2- Exhibitions of Rocks: These exhibitions show sample specimens of the three main groups of rocks consisting of igneous, sedimentary, and metamorphic as well as most of the famous Egyptian rocks.
B- Invertebrate Fossils Gallery:
This Gallery consists of the Rocks and Minerals, Invertebrate Fossils and Vertebrate Fossils galleries. This gallery is divided mainly into three divisions consisting of the Stratigraphics Sequence (Geological Column), Egyptian Geology as represented by fossils and Systematic paleontology. It also shows a collection of specimens that represent the methods of preservation as well as a gift of collection.

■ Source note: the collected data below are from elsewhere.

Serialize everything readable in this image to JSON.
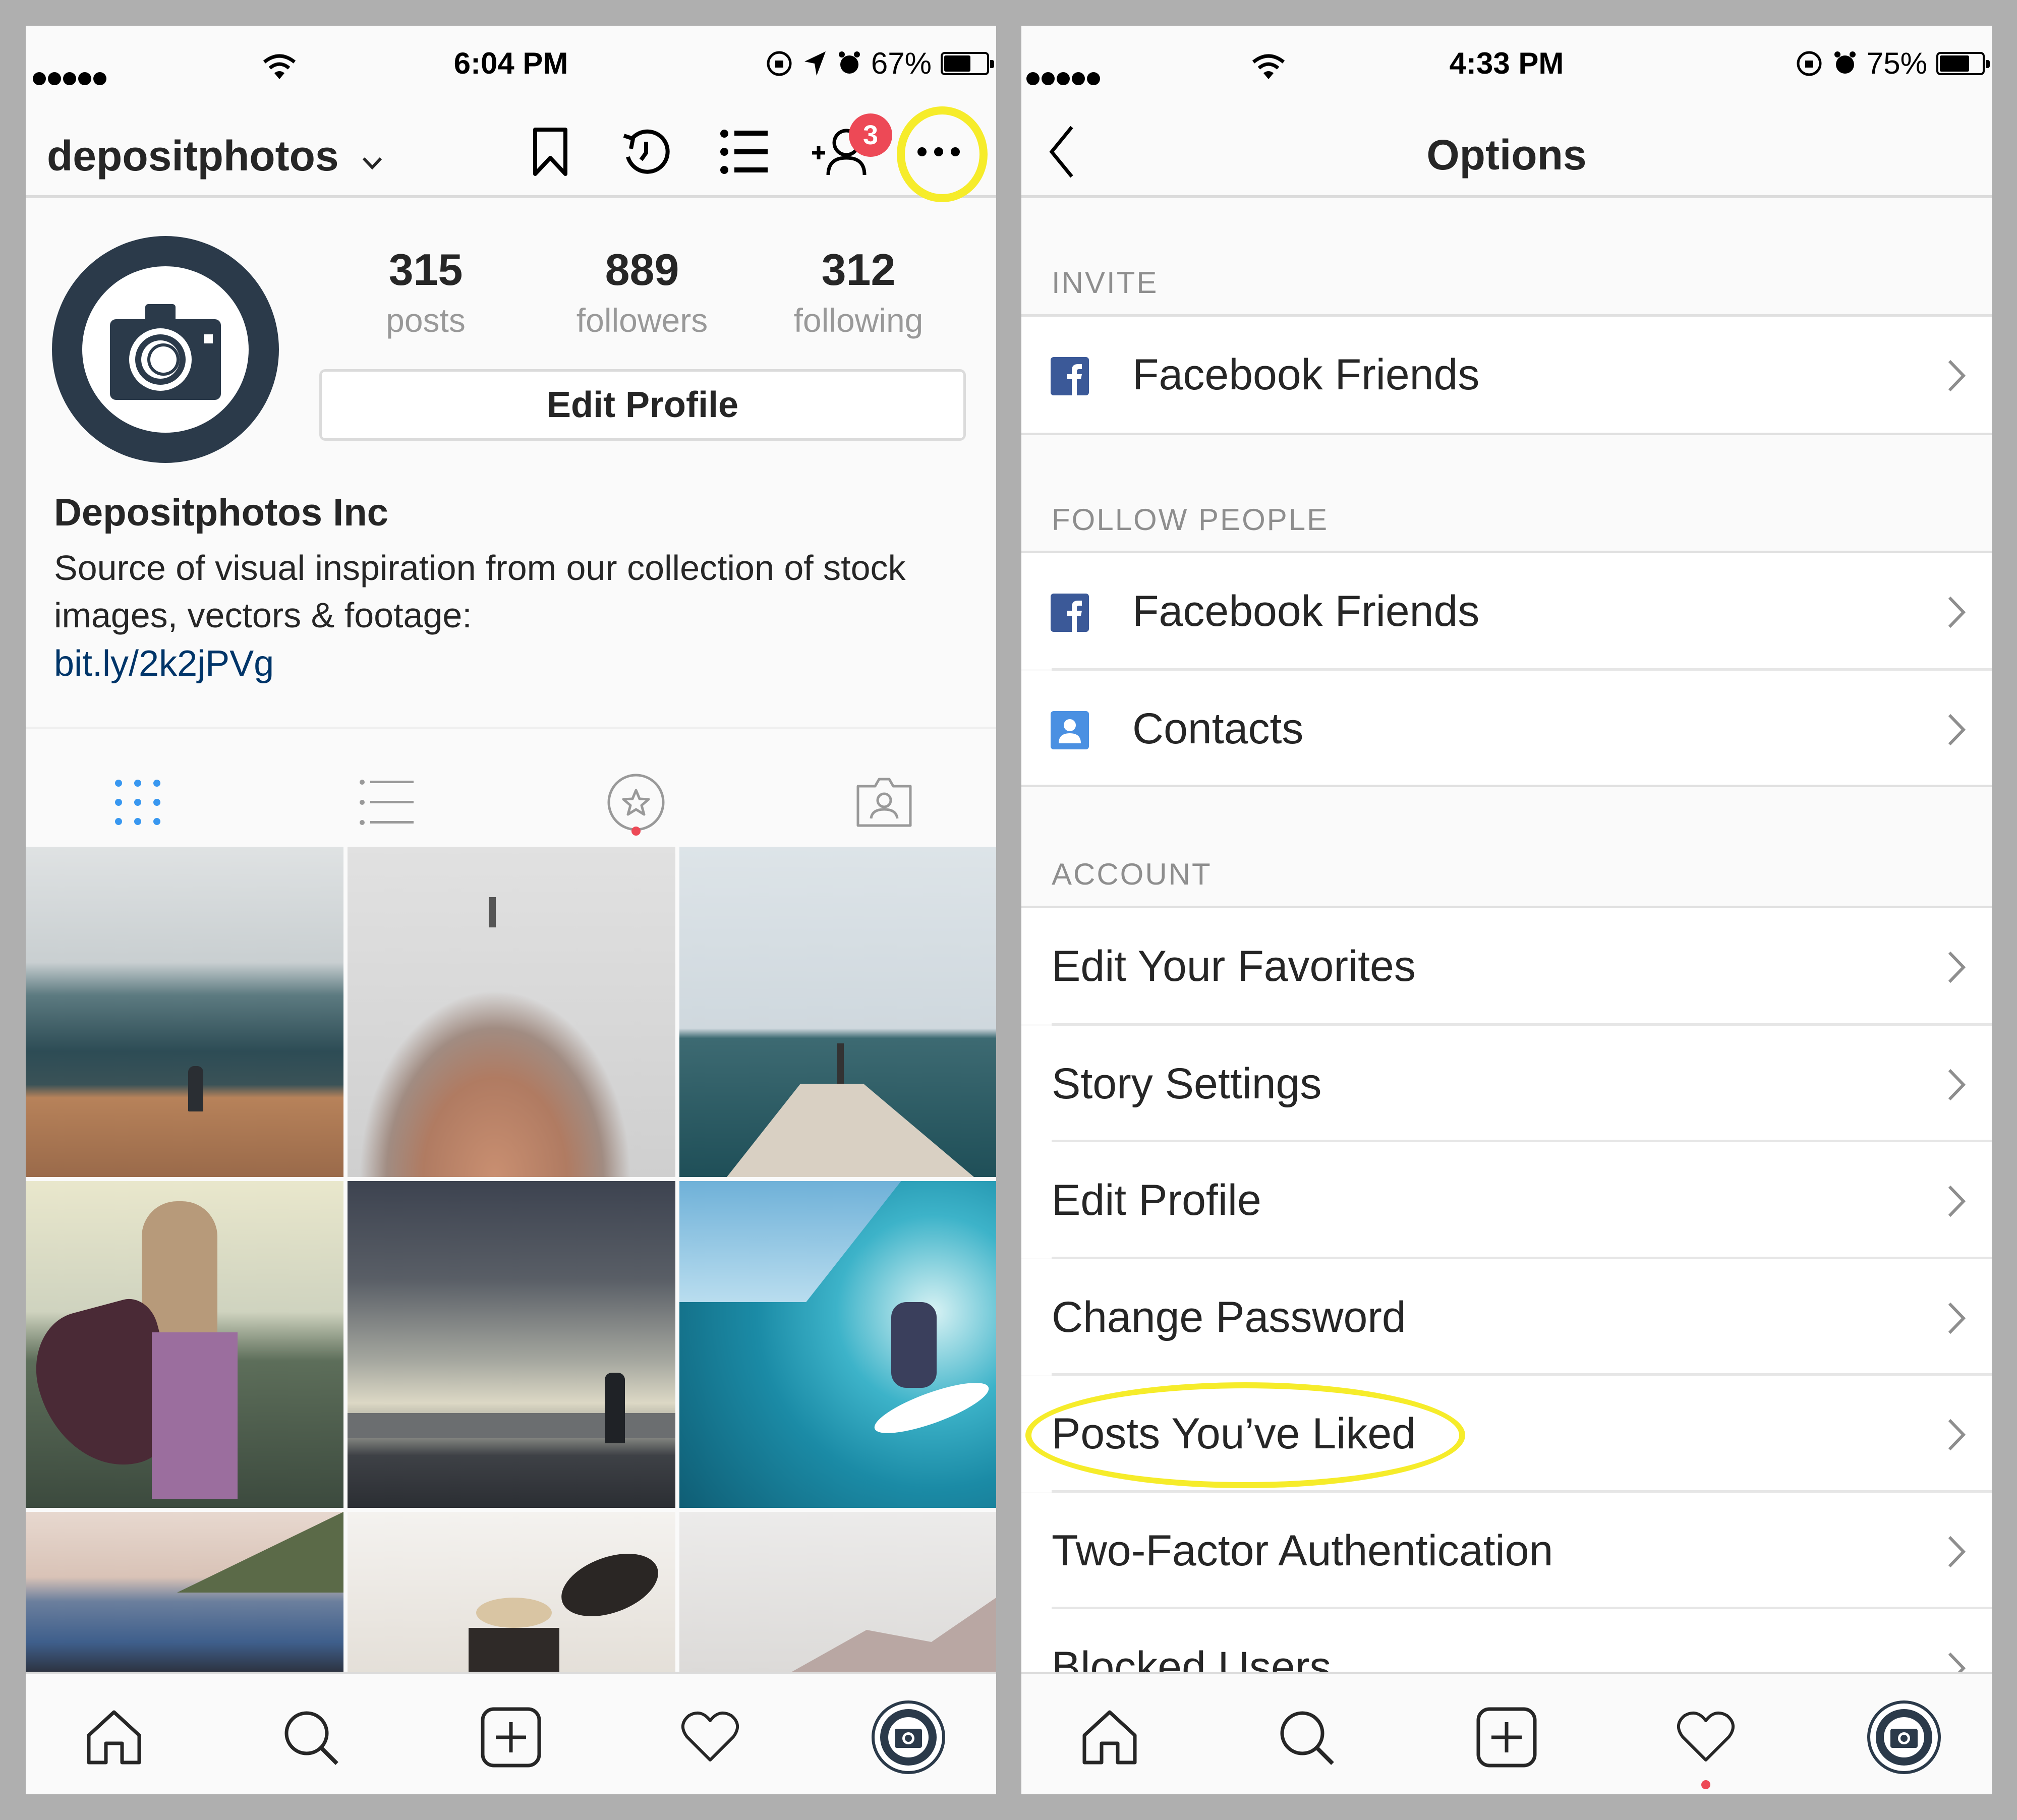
{
  "colors": {
    "background": "#afafaf",
    "highlight": "#f6ec2a",
    "badge": "#ed4956",
    "link": "#003569",
    "active_tab": "#3897f0",
    "facebook": "#3b5998",
    "contacts": "#4a90e2"
  },
  "left_screen": {
    "status_bar": {
      "signal_icon": "signal-dots-icon",
      "wifi_icon": "wifi-icon",
      "time": "6:04 PM",
      "indicators": [
        "rotation-lock-icon",
        "location-arrow-icon",
        "alarm-icon"
      ],
      "battery_text": "67%",
      "battery_level": 0.67
    },
    "header": {
      "username": "depositphotos",
      "dropdown_icon": "chevron-down-icon",
      "icons": [
        "bookmark-icon",
        "archive-history-icon",
        "list-icon",
        "add-person-icon",
        "more-icon"
      ],
      "notification_badge": "3"
    },
    "profile": {
      "avatar_icon": "camera-logo-icon",
      "stats": [
        {
          "value": "315",
          "label": "posts"
        },
        {
          "value": "889",
          "label": "followers"
        },
        {
          "value": "312",
          "label": "following"
        }
      ],
      "edit_button": "Edit Profile",
      "name": "Depositphotos Inc",
      "bio": "Source of visual inspiration from our collection of stock images, vectors & footage:",
      "link": "bit.ly/2k2jPVg"
    },
    "profile_tabs": [
      {
        "icon": "grid-icon",
        "active": true
      },
      {
        "icon": "list-view-icon",
        "active": false
      },
      {
        "icon": "star-circle-icon",
        "active": false,
        "dot": true
      },
      {
        "icon": "tagged-photos-icon",
        "active": false
      }
    ],
    "photos": [
      {
        "subject": "person on hillside above misty mountains"
      },
      {
        "subject": "person atop foggy rocky peak"
      },
      {
        "subject": "person at end of pier over sea"
      },
      {
        "subject": "woman with long hair in patterned cloak"
      },
      {
        "subject": "person by railing under stormy sky"
      },
      {
        "subject": "surfer riding a wave"
      },
      {
        "subject": "blue town on hillside"
      },
      {
        "subject": "person in straw hat with birds"
      },
      {
        "subject": "misty mountains"
      }
    ],
    "tab_bar": [
      "home-icon",
      "search-icon",
      "add-post-icon",
      "heart-icon",
      "profile-avatar-icon"
    ]
  },
  "right_screen": {
    "status_bar": {
      "signal_icon": "signal-dots-icon",
      "wifi_icon": "wifi-icon",
      "time": "4:33 PM",
      "indicators": [
        "rotation-lock-icon",
        "alarm-icon"
      ],
      "battery_text": "75%",
      "battery_level": 0.75
    },
    "header": {
      "back_icon": "chevron-left-icon",
      "title": "Options"
    },
    "sections": [
      {
        "title": "INVITE",
        "items": [
          {
            "label": "Facebook Friends",
            "icon": "facebook-icon"
          }
        ]
      },
      {
        "title": "FOLLOW PEOPLE",
        "items": [
          {
            "label": "Facebook Friends",
            "icon": "facebook-icon"
          },
          {
            "label": "Contacts",
            "icon": "contacts-icon"
          }
        ]
      },
      {
        "title": "ACCOUNT",
        "items": [
          {
            "label": "Edit Your Favorites"
          },
          {
            "label": "Story Settings"
          },
          {
            "label": "Edit Profile"
          },
          {
            "label": "Change Password"
          },
          {
            "label": "Posts You’ve Liked",
            "highlighted": true
          },
          {
            "label": "Two-Factor Authentication"
          },
          {
            "label": "Blocked Users"
          }
        ]
      }
    ],
    "tab_bar": [
      "home-icon",
      "search-icon",
      "add-post-icon",
      "heart-icon",
      "profile-avatar-icon"
    ],
    "activity_dot_on": "heart-icon"
  }
}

C- Vertebrate Fossils Gallery:
In addition to the three galleries, there is a library specialized in geological sciences. It hosts more than 10.000 text books, journals, periodicals, annals and maps. It includes original editions of many rare books such as Fossilen Mollusken by Von Wien (1836) , Echinodermes by Agassiz (1847) , Naqada and Betrie (1895) among others.
EGM is concerned with the history of the Earth as a whole. It explores life and its development during the various geological periods. During one visit to the Museum, one may gain considerable knowledge about the history of the Earth as well as the features of the Egyptian land over millions of years.